Parceria com as produtoras independentes
Na conversa, a executiva sinalizou ter percebido como o mercado está muito aberto a parcerias, e falou da relação da emissora com a produção independente, que ainda não é tão tradicional como é em outros canais, especialmente os da TV paga e a Globo também. "A produção independente e a TV aberta se complementam, uma depende da outra em vários sentidos. Temos dez estúdios no SBT e estamos liberando três deles para parcerias de coprodução. Queremos continuar produzindo bons conteúdos e queremos parceiros para isso. E mantendo nossa essência, claro". Falando em coproduções, ela adiantou que o canal prepara um dorama brasileiro, para além da nova faixa de exibição das produções coreanas já anunciada anteriormente.
Direitos esportivos
Ainda em relação a novas produções e conteúdo, Beyruti destacou o interesse do canal por direitos esportivos. "Eu gosto e quero ter, mas nem sempre conseguimos por conta da questão financeira. Hoje, por causa do dólar e do euro, eles estão caríssimos. E aprendi que, nesse segmento, você vai até onde a perna permite. Meu pai sempre contava sobre canais do passado que quebraram e me dizia para não decidir pela vaidade, e sim pensando na saúde da empresa. Não podemos dar passos maiores do que a perna. Não deixamos de fazer nossas ofertas. Às vezes a gente perde, e tudo bem", explicou, afirmando ainda que essa lógica vale para a contratação de grandes talentos também.
Possíveis novidades em reality show
Dentro dessa questão financeira, a CEO citou produtos que, na TV aberta, custam muito caro: novela, reality de confinamento e os já mencionados direitos de transmissão de esportes. Sobre reality show, ela confessou que, pessoalmente, não gosta tanto, especialmente por conta desse viés da exploração das pessoas confinadas. "Mas sei que a audiência gosta e o nosso comercial também é a favor de termos um produto do gênero. Entendo que talvez seja importante".

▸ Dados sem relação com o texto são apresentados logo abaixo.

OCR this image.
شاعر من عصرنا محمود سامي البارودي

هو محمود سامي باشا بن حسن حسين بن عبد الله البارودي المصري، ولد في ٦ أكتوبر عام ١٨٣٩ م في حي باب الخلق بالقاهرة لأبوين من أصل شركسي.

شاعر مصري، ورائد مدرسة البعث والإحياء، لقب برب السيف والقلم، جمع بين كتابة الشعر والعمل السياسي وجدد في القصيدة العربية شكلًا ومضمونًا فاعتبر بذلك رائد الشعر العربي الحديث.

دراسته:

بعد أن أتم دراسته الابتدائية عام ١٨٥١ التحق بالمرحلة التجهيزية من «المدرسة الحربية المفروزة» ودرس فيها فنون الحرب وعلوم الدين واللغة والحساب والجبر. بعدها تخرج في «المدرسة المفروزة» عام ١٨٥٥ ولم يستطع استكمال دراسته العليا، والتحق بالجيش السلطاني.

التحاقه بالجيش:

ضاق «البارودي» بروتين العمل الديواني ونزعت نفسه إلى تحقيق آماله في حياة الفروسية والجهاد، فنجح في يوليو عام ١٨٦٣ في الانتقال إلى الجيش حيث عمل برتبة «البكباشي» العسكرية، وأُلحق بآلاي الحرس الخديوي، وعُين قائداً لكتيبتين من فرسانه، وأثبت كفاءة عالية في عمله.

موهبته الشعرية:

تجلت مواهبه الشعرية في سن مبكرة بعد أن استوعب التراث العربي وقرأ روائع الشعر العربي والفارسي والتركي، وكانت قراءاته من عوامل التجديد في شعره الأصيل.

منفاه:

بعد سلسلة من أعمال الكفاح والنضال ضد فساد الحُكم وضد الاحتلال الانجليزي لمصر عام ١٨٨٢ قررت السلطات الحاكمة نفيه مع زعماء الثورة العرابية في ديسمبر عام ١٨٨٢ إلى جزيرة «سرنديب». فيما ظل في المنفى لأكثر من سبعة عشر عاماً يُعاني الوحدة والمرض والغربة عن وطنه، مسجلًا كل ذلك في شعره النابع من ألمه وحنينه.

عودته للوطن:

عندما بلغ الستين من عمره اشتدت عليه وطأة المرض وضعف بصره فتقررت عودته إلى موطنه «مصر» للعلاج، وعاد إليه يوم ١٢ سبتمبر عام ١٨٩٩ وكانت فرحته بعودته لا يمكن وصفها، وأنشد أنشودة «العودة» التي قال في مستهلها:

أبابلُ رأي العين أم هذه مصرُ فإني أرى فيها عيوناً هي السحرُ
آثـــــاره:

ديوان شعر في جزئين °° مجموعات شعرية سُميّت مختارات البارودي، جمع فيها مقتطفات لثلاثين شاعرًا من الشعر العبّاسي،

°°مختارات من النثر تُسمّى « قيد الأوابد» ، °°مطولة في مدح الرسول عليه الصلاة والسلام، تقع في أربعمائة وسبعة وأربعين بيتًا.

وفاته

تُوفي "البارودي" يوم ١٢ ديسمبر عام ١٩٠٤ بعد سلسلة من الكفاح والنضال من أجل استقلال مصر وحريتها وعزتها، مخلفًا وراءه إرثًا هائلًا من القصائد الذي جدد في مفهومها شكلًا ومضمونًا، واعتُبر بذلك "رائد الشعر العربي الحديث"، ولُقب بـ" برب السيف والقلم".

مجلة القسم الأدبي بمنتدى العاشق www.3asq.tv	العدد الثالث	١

Ela contou ainda ter assistido "Ilhados com a Sogra", da Netflix, e achado o conteúdo a cara do SBT. "Eu fui atrás para exibirmos, mas a netflix não deixou. Eu não acho que tiraria a audiência da plataforma. E tem tudo a ver com a gente", pontuou, brincando que, se tivesse alguém da Netflix na plateia, ela gostaria que reconsiderassem o pedido. De qualquer forma, reality show está no radar do SBT. A diretora inclusive disse que a emissora "ensaiou" ter um ainda este ano, mas acabou não indo pra frente. Sobre novela, ela também quer produzir mais, e considera projetos para o público adulto também, indo além da tradição de novelas para o infantil e infanto-juvenil do canal.
Futuro: planos e desafios
Olhando para frente, Beyruti diz ter sonhos ambiciosos para o SBT – ela citou desde experiências em shopping até navio e parques temáticos. "Acho que tudo isso tem a nossa cara. E temos esse potencial de expansão de experiências". Para além disso, ela comentou o desafio de fazer um SBT para o futuro, expandindo para multiplataformas mas mantendo sua essência. E expandindo globalmente também. "Não somos mais produtores de conteúdo, e sim de patrimônio. Temos que pensar no conteúdo viajando o mundo, estando nas plataformas digitais e em todos os lugares. Todo o nosso conteúdo tem que ser pensado dessa maneira".
Por fim, ela trouxe um desafio mais pontual, que é a conexão da emissora com o público de 13 a 21 anos. "Temos poucos meios de contato com eles hoje. Tem o programa da Virginia, do Lucas Guimarães e do Danilo Gentili, que atraem em certa medida. Talvez voltar com o 'Programa Livre' seja uma estratégia, ou outra proposta de debate de assuntos que o jovem se interesse. Temos o desafio de ter um produto que atenda a essa faixa".